At one point it seemed as if they had done just that, a shot from Martin Gelinas directed at the Lighting net turned into a phantom goal. As a television replay seemingly showed the puck to have crossed the goal line. Even the paid observers in the broadcast booth were split, ABC seemed to think it was in, CBC's Ron MacLean leaning that way, but Don Cherry voicing his opinion that it wasn't. Regardless it became a moot point, the off ice officials viewed the replay and ruled against the prospect of a goal, the puck was dropped and we were back to the action.
A resilient Lightning squad the began to show that they had other ideas on how the night was going to end. Holding off the Flame attack in the first over time it became a game of whoever got the lucky break first would win. St. Louis was the successful candidate and Flame fans will nervously watch Game 7 from home, fingers crossed for the result they desire so badly.
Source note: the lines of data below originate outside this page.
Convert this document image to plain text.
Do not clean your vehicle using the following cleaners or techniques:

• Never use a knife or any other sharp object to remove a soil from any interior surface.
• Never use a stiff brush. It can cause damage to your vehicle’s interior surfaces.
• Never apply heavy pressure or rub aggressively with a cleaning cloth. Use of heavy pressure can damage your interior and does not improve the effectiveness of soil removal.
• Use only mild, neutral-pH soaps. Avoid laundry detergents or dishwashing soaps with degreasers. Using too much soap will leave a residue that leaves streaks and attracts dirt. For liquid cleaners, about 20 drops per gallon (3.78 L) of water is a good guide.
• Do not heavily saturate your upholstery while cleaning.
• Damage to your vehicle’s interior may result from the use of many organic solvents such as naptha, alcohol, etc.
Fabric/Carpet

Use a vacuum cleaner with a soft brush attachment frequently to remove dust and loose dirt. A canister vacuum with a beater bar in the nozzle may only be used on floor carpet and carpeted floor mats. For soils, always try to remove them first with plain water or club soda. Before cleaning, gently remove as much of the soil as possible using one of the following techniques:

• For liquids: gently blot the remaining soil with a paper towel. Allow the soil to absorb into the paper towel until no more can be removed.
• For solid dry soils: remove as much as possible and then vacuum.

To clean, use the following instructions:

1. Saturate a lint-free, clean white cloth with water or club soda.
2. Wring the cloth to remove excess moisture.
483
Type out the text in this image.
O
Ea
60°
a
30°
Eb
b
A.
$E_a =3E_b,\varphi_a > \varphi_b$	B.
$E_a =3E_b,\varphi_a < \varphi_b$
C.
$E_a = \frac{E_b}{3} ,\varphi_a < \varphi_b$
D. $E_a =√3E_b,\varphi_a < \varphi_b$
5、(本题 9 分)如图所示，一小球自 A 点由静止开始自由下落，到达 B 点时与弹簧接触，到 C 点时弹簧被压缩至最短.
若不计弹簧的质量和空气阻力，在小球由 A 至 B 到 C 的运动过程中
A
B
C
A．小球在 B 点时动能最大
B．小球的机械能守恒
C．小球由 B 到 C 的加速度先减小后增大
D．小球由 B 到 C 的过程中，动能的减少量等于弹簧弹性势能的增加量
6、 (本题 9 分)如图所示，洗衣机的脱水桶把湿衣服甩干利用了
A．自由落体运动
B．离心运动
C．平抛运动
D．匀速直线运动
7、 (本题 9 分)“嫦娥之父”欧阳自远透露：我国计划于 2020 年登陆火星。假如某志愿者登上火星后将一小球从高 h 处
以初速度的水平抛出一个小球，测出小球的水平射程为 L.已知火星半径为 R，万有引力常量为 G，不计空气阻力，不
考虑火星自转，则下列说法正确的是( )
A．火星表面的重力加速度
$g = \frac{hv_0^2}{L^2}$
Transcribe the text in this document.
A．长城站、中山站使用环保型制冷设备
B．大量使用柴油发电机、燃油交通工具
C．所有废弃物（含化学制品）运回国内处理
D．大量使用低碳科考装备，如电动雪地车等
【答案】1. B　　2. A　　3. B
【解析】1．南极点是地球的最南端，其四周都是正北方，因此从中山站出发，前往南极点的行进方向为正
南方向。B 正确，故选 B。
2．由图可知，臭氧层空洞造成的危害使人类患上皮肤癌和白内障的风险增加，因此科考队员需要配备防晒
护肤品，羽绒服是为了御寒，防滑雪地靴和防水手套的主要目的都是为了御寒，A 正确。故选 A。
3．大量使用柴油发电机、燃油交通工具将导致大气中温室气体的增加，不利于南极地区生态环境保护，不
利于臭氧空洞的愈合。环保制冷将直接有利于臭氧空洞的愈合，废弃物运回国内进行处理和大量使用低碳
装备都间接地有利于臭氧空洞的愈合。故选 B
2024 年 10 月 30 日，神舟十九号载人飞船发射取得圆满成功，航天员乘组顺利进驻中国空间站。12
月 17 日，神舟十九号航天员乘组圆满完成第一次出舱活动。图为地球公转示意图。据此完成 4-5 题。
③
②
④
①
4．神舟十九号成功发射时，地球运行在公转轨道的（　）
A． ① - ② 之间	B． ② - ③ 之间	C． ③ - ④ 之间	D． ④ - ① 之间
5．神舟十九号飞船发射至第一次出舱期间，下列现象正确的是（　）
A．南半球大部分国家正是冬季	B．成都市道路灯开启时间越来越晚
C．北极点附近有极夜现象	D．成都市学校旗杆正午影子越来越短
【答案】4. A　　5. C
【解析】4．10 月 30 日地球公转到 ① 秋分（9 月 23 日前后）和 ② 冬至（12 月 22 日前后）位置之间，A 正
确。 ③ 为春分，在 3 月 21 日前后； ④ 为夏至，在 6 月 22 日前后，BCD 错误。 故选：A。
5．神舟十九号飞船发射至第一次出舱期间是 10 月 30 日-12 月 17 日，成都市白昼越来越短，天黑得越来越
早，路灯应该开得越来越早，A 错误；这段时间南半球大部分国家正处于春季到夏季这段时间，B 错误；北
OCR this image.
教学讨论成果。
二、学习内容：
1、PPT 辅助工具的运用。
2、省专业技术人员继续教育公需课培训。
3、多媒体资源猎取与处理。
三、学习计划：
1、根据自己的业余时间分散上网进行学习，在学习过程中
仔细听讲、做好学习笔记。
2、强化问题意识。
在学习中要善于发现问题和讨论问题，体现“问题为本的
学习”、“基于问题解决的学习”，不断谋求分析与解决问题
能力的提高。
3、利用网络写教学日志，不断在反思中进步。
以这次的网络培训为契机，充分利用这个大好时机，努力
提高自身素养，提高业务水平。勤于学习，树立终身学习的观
Calgary has been amazing on the road, through the playoffs they have managed to win even at the most improbable times. Game 7 against the Canucks, a business as usual Flames squad sent Vancouver packing for the season. It’s that spirit they’ll try to recapture as they strap on their skates and equipment for one final time this season. But in the back of everyone’s mind is this one simple fact, have they gone to this well one time to many. Will Monday be the night when the law of averages finally swings back away from their remarkable run.
Game 7 in any sport is always a magical moment, all stops are pulled out nothing is left behind in the dressing room. Ask any minor hockey player what they’re favourite dream of hockey is and the answer is simple. Game Seven of the Stanley Cup playoffs, the breakaway down the ice, the shot at the net and the celebration as the red light signals victory. Monday night two teams will share that boyhood dream, but only one player will live it completely.
We get to share from the sidelines as suddenly this oh so long season will seem worthwhile. The victory will be sweeter the defeat more heartbreaking, but in the end the hockey should be at its best. It’s been a long haul since training camps opened in September, but we’re finally at the point we all hope for. One game, winner takes all. Drop the puck we’re ready to watch!